AEDs can interact with hormonal contraceptives; see Contraception Guidance for more information
Epilepsy itself is a condition for which there are no restrictions on the use of contraceptive methods, but restrictions may apply if certain antiepileptic drugs (AEDs) are used.
If a patient is using oral contraception, an AED that does not induce hepatic enzymes is preferable.
Combined hormonal contraceptive (CHC)
When a CHC is given with an enzyme inducing AED the efficiency of the contraceptive is reduced. Other non-hormonal methods of contraception should be used.
AEDs which induce hepatic enzymes
Progestogen only contraception (POP)
POP is not recommended for women taking enzyme inducing AEDs.
Progestogen implants are not suitable for women taking enzyme inducing AEDs.

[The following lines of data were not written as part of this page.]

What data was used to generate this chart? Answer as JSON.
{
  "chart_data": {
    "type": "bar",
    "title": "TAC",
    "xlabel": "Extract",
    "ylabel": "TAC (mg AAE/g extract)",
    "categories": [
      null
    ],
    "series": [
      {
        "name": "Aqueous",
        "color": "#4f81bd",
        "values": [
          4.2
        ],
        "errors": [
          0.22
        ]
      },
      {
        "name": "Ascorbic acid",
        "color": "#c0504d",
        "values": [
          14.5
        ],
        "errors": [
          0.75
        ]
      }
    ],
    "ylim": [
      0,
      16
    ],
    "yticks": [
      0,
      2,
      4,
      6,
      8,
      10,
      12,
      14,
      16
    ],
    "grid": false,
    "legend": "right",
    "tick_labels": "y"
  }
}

Women started on an enzyme-inducing AED should be advised to use a reliable contraceptive method unaffected by enzyme inducers (e.g. progestogen-only injectable, Cu-IUD, levonorgestrel-releasing intrauterine system or non-hormonal methods). For advice concerning CHCs and depot progestogens, it is advisable to contact The Centre. Telephone: 01392 284982 or 01392 284983. See also CHC Drug interactions.
All AEDs have potential harmful effects on the unborn child, as does epilepsy. Women and girls with epilepsy need accurate information during pregnancy, and the possibility of status epilepticus and SUDEP should be discussed with all women and girls who plan to stop AED therapy
Pre-conception counselling by a specialist is recommended. To reduce the risk of neural tube defects adequate folate supplements are advised for women before and during pregnancy; to prevent recurrence of neural tube defects, women should receive folic acid 5mg daily. This dose may also be appropriate for women receiving antiepileptic drugs. See section 9.1 Anaemias and some other blood disorders. Those who wish to become pregnant should be referred to an appropriate specialist for advice. Women who become pregnant should be counselled and offered antenatal screening (alpha-fetoprotein measurement and a second trimester ultrasound scan).

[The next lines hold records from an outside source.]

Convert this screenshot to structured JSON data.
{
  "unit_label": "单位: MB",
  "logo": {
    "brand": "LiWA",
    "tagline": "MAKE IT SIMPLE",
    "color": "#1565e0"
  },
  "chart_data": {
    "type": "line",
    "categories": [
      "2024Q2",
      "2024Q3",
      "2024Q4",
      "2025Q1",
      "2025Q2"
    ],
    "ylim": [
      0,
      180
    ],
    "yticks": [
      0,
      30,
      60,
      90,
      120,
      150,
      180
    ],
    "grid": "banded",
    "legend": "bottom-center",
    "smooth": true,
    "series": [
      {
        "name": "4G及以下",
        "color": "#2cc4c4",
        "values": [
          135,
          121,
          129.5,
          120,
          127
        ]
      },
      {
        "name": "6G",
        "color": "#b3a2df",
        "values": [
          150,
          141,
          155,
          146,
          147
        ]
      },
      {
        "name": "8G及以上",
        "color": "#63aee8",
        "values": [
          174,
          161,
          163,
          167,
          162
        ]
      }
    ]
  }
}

Routine injection of vitamin K at birth minimises the risk of neonatal haemorrhage associated with antiepileptics.
The concentration of antiepileptic drugs in the blood can change during pregnancy, particularly in the later stages. The dose of antiepileptics should be monitored carefully during pregnancy and after birth, and adjustments made on a clinical basis.
The care of pregnant women should be shared between the obstetrician and epilepsy specialist. The reporting of the pregnancy to the UK Epilepsy and Pregnancy Register is encouraged (Tel: 0800 389 1248)
Full NICE guidance contains more details of these issues.
Prescribers should consult individual drug advice in the SPC and the BNF (available at https://www.medicinescomplete.com/about/) when prescribing AEDs for women and girls who are breastfeeding. The decision regarding AED therapy and breastfeeding should be made between the woman or girl and the prescriber, and be based on the risks and benefits of breastfeeding against the potential risks of the drug affecting the child.
Patients with epilepsy may drive a motor vehicle (but not a large goods or passenger carrying vehicle) provided that they have been seizure-free for one year or, if subject to attacks only while asleep, have established a 3-year period of asleep attacks without awake attacks. Those affected by drowsiness should not drive or operate machinery.
Anti-epileptics can make patients drowsy or sleepy and cause blurred vision or double vision when starting treatment. Care must be taken if driving or when operating any type of machinery. It is essential that epilepsy as well as sudden disabling attacks of loss, or partial loss, of consciousness is reported to the Driver and Vehicle Authority (DVLA). The DVLA will then make a medical assessment of the illness, asking the patient's doctor(s) where necessary.
For more information, see https://www.gov.uk/epilepsy-and-driving
It is also recommended that the patient informs their insurance company if they are taking these drugs. If they do not, and have an accident, it could affect any insurance cover.